High speed internet provisioning was and still is a major stumbling block in many low income neighborhoods. Equipping a neighborhood with fiber and/or cable is an expensive undertaking.
City and town permits and right of way purchases are rising as the town treasuries are looking for ways to increase their coffers. Preparation costs, monthly utility pole space rental and utility tunnel space rental add to the cost of adding infrastructure to support high-speed broadband services.
And this is just the start. Once the backbone infrastructure is in place, the “last mile” has to be installed. This means installing cabinets on the streets with equipment to supply the final run to the homes and businesses.

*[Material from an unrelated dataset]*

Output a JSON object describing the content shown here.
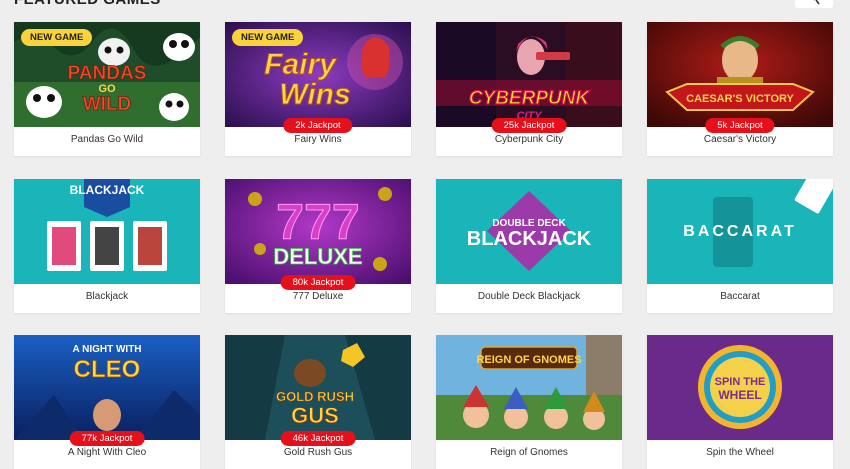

Finally, equipment has to be provided at the subscriber’s premise for whatever flavor of high-speed broadband the provider is supplying.
Lack of Subscriber Base
It seems like a Catch-22 situation. In order to be able to make it economically feasible to install all the infrastructure and last mile connections, there has to be a future subscriber base. But the problem is due to a small subscriber base in low-income areas; not enough projected revenue is seen to eventually pay for the installation. This makes it unattractive to ISPs (Internet Service Providers) to foot the bill for pulling new cable or fiber.
There has been some recent technology in the DSL arena that is capable of bringing up to 400 Mbps to the subscriber’s home. There are other solutions for 50 Mbps over the existing copper wire that all households and businesses presently have available to them.

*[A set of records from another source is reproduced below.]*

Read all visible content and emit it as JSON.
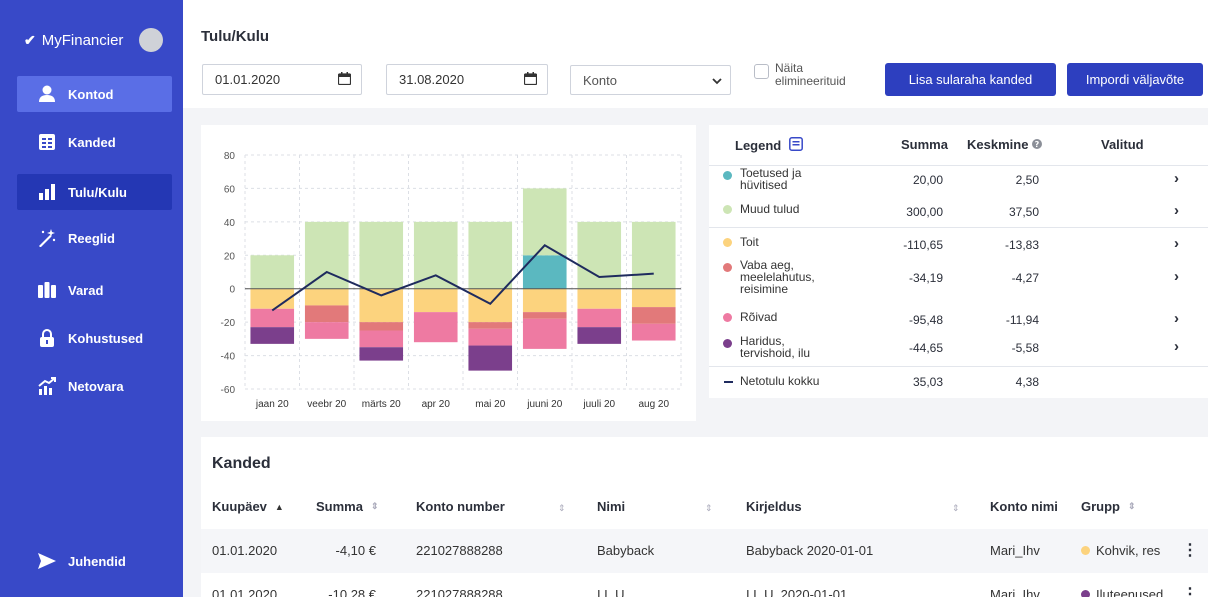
{
  "sidebar": {
    "brand": "MyFinancier",
    "items": [
      {
        "label": "Kontod",
        "icon": "user-icon"
      },
      {
        "label": "Kanded",
        "icon": "ledger-icon"
      },
      {
        "label": "Tulu/Kulu",
        "icon": "bar-chart-icon"
      },
      {
        "label": "Reeglid",
        "icon": "magic-wand-icon"
      },
      {
        "label": "Varad",
        "icon": "assets-icon"
      },
      {
        "label": "Kohustused",
        "icon": "lock-icon"
      },
      {
        "label": "Netovara",
        "icon": "growth-chart-icon"
      }
    ],
    "guides": {
      "label": "Juhendid",
      "icon": "send-icon"
    }
  },
  "header": {
    "title": "Tulu/Kulu",
    "date_from": "01.01.2020",
    "date_to": "31.08.2020",
    "account_select": "Konto",
    "show_eliminated": "Näita elimineerituid",
    "add_cash_button": "Lisa sularaha kanded",
    "import_button": "Impordi väljavõte"
  },
  "legend": {
    "title": "Legend",
    "col_sum": "Summa",
    "col_avg": "Keskmine",
    "col_selected": "Valitud",
    "rows": [
      {
        "name": "Toetused ja hüvitised",
        "sum": "20,00",
        "avg": "2,50",
        "color": "#5bb8c0"
      },
      {
        "name": "Muud tulud",
        "sum": "300,00",
        "avg": "37,50",
        "color": "#cde5b5"
      },
      {
        "name": "Toit",
        "sum": "-110,65",
        "avg": "-13,83",
        "color": "#fcd37e"
      },
      {
        "name": "Vaba aeg, meelelahutus, reisimine",
        "sum": "-34,19",
        "avg": "-4,27",
        "color": "#e2797a"
      },
      {
        "name": "Rõivad",
        "sum": "-95,48",
        "avg": "-11,94",
        "color": "#ee7aa2"
      },
      {
        "name": "Haridus, tervishoid, ilu",
        "sum": "-44,65",
        "avg": "-5,58",
        "color": "#7b3f8c"
      },
      {
        "name": "Netotulu kokku",
        "sum": "35,03",
        "avg": "4,38",
        "color": "#1f2b5e"
      }
    ]
  },
  "chart_data": {
    "type": "bar",
    "categories": [
      "jaan 20",
      "veebr 20",
      "märts 20",
      "apr 20",
      "mai 20",
      "juuni 20",
      "juuli 20",
      "aug 20"
    ],
    "ylim": [
      -60,
      80
    ],
    "yticks": [
      -60,
      -40,
      -20,
      0,
      20,
      40,
      60,
      80
    ],
    "grid": true,
    "series": [
      {
        "name": "Toetused ja hüvitised",
        "color": "#5bb8c0",
        "values": [
          0,
          0,
          0,
          0,
          0,
          20,
          0,
          0
        ]
      },
      {
        "name": "Muud tulud",
        "color": "#cde5b5",
        "values": [
          20,
          40,
          40,
          40,
          40,
          40,
          40,
          40
        ]
      },
      {
        "name": "Toit",
        "color": "#fcd37e",
        "values": [
          -12,
          -10,
          -20,
          -14,
          -20,
          -14,
          -12,
          -11
        ]
      },
      {
        "name": "Vaba aeg, meelelahutus, reisimine",
        "color": "#e2797a",
        "values": [
          0,
          -10,
          -5,
          0,
          -4,
          -4,
          0,
          -10
        ]
      },
      {
        "name": "Rõivad",
        "color": "#ee7aa2",
        "values": [
          -11,
          -10,
          -10,
          -18,
          -10,
          -18,
          -11,
          -10
        ]
      },
      {
        "name": "Haridus, tervishoid, ilu",
        "color": "#7b3f8c",
        "values": [
          -10,
          0,
          -8,
          0,
          -15,
          0,
          -10,
          0
        ]
      }
    ],
    "line": {
      "name": "Netotulu kokku",
      "color": "#1f2b5e",
      "values": [
        -13,
        10,
        -4,
        8,
        -9,
        26,
        7,
        9
      ]
    }
  },
  "table": {
    "title": "Kanded",
    "columns": [
      "Kuupäev",
      "Summa",
      "Konto number",
      "Nimi",
      "Kirjeldus",
      "Konto nimi",
      "Grupp"
    ],
    "rows": [
      {
        "date": "01.01.2020",
        "sum": "-4,10 €",
        "account": "221027888288",
        "name": "Babyback",
        "desc": "Babyback 2020-01-01",
        "acct_name": "Mari_Ihv",
        "group": "Kohvik, res",
        "group_color": "#fcd37e"
      },
      {
        "date": "01.01.2020",
        "sum": "-10,28 €",
        "account": "221027888288",
        "name": "I.L.U.",
        "desc": "I.L.U. 2020-01-01",
        "acct_name": "Mari_Ihv",
        "group": "Iluteenused",
        "group_color": "#7b3f8c"
      }
    ]
  }
}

There are several problems with this technology. One is the cost of the equipment for the CO (Central Office) and equipment at the subscriber end. The CO portion is the most expensive part of this and there still needs to be enough customers buying the service to pay for the equipment in a few years.
The next is distance. A lot of low income neighborhoods are far away from the CO. This means a high-speed DSL connection is not possible for those areas.
The biggest solution for this dilemma is for someone to help pay for the infrastructure and the last mile infrastructure installation. The FCC set up a National Broadband Plan (NBP) and Connect America to provide the funds to accelerate the installs of this infrastructure. Grants and loans are provided to ISPs, large and small alike, to make the costs more palatable.
Even with the NBP help, many ISPs are not willing to provide a lot of additional funding necessary to complete such infrastructure projects. They do not see where the ROI (Return On Investment) is coming from.
Some local ISPs have accepted the challenge and are working to bring the necessary broadband to the neighborhoods. The surprising thing is that the local companies are having a good success rate. Many cities and towns are also helping out by providing support and funding.
A Computer in Every Home
A move to bring laptops and tablets to low income communities is slowly taking shape. Some cities have plans to provide computers to low income residents who have children in school. Others are implementing programs for families of school children who qualify for a lunch program.
Comcast started a program to help low income families in Chicago and several other cities. They are bringing cable to more low income areas. They are also providing broadband service for $9.99 a month.
Computers worth $500 are being provided for $150 with the cost subsidized by Comcast. This is just for families with children attending school.
The city of Chicago is also working on plans of its own to provide computers and high speed broadband service to all city residents in the future; at least that is their eventual goal.
Eventual adoption of high speed broadband by every household will probably not happen. There are many older citizens that simply do not want to have a computer. Some are stuck in their ways of getting along just fine with mail and telephones. This is also observed in many rural areas of America, which also share a lack of high speed broadband infrastructure.
The lack of interest is not just constrained to the elderly. Other people do not have the interest because the see no value in buying a computer and paying $10 a month (plus taxes and fees) each month on their limited incomes.
While I do not see a 100% adoption of high speed broadband in the low income segments of America, I do see some solutions that can increase the adoption rate.
The first is education. Educating the adult population will help them see how their life can be improved with broadband access.
Adult education courses set up at schools and libraries could reach out to the local residents and help them learn how to take advantage of what high speed broadband has to offer. These courses could also teach the adults on how to use word processor programs and even other office modules. This can lead to increased computer literacy and eventually expanded job opportunities for the residents.
Another solution is to provide free computer centers in libraries and maybe even schools for the residents who cannot afford even the subsidized pricing for broadband.
Certainly, some people will be able to improve their finances with these opportunities. Maybe we will even see a few home-based businesses.